What Causes Unhappiness – Part 1
What causes unhappiness and what is skillful?
One of the root causes of unhappiness is believing that what happens in the world causes your thoughts, your emotional reactions, makes you behave the way that you do and feel how you feel inside. The truth is nothing in the world can make you feel or react in any way. If anything or person could, it would have to have some mechanism of transference be it radiant, magnetic, electrical, chemical, microorganisms. But no such method of transference exists. If someone or something could be the cause of any reaction in you, it would have to be an objective phenomena and part of who or what it is. For example, if someone could make you feel love for them, then no matter what you were doing, or thinking, no matter how bad your day. No matter what that person said, did or didn’t do, that love would be radiating off of them and that would cause you to feel that love regardless. We know this is not true, because even if we love someone, there are times when they seem so aggravating or frustrating that we would rather love them from another room. If love could objectively have effects like the sun in summer it would affect everyone in the proximity of that person or thing. Everyone would want that person or thing. But love is not an objective phenomena, it is a subjective one and just like all of our inner experiences it is based upon the thoughts we are thinking in that moment. Good thoughts create good experiences. Negative thoughts create negative experiences. Change the thoughts and the experiences change.
Steven Covey on a PBS broadcast years ago recounted an experience he had on a subway car that illustrates this well:
“I was travelling home on the subway. It had been a long week, it was late and everyone onboard seemed tired and just wanted to get home. But here in the car were two little children, running up and down the aisle, yelling, screaming, bumping into people. I could see that everyone was getting aggravated, I was starting to get uptight too. They were too little for anyone to reprimand directly. Heck, I teach pro-activity, I should do something. Clearly, they are too young to have gotten into the car by themselves. So I watched what the children were doing for a while.- They seemed to hover ever so briefly, but repetitively near this man that was just a couple of seats away from me. So I leaned over, tapped his leg and said: “hey buddy, shouldn’t you be looking after the kids?” The man who had been looking down at the floor looked up and said “yea… I guess, I should be… but, you see their mother died the other day and they’re not dealing with it so well.”
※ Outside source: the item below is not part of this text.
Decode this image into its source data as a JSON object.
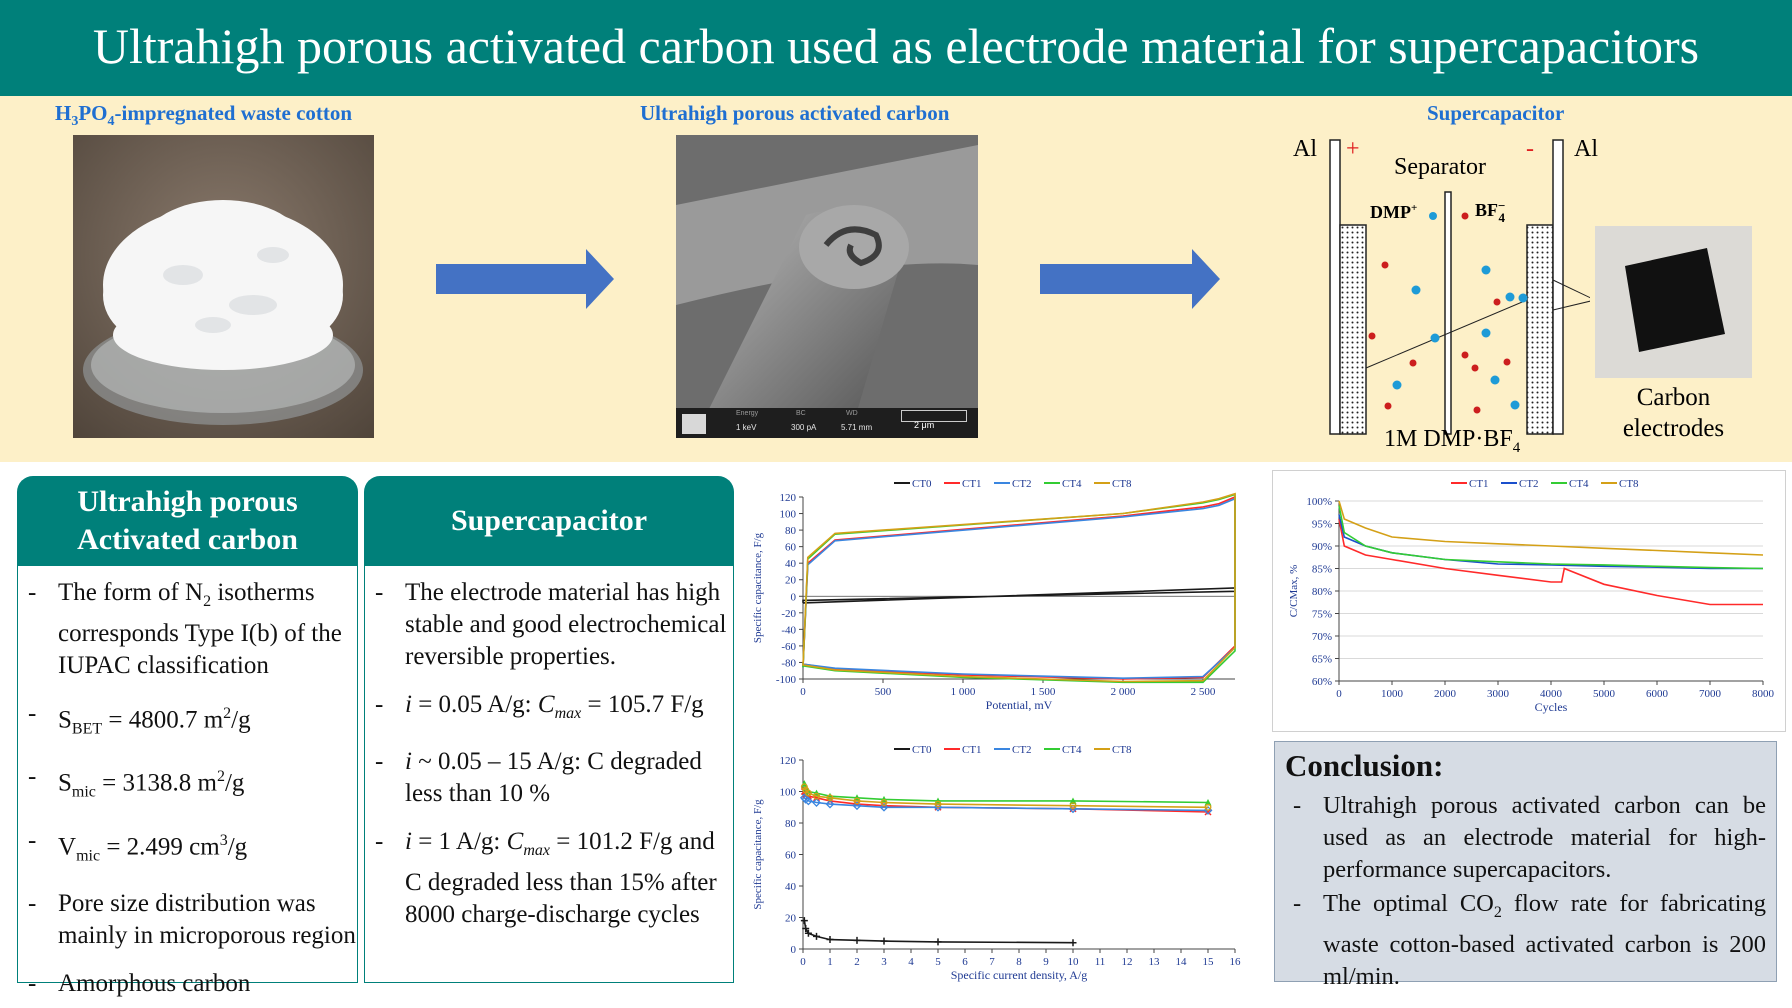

Steven goes on to say, that even though everyone had been frustrated and upset, in the moment they heard those words, everyone’s experience changed. The children were still running, bumping and yelling. But now everyone felt only sympathy and compassion for them.
So can you see, it is not what is happening in the world that matters, it is how we focus on it and think about it, that really influences what we ourselves “choose” to experience.
Have you ever been in a bad mood and have someone come up and try to cheer you up, only to have their mood swing to a negative, because yours was determinedly staying there? Or have you ever been in such a good mood that no matter how negative a person or persons were around you, it didn’t sway your way of feeling? Sometimes they even changed with you. Sometimes not, but yours stayed good & strong. This is in essence- skillfulness (skillful means).
When you are choosing your experience skillfully, then it is not the whats going on in life that are the objectives, but the states you choose to be in and how you choose to act from those states that matter. In fact, it is skillful choosing that actually works the best, even if it may take a while to see. Influencing life and others favourably begins with and comes out of skillfulness.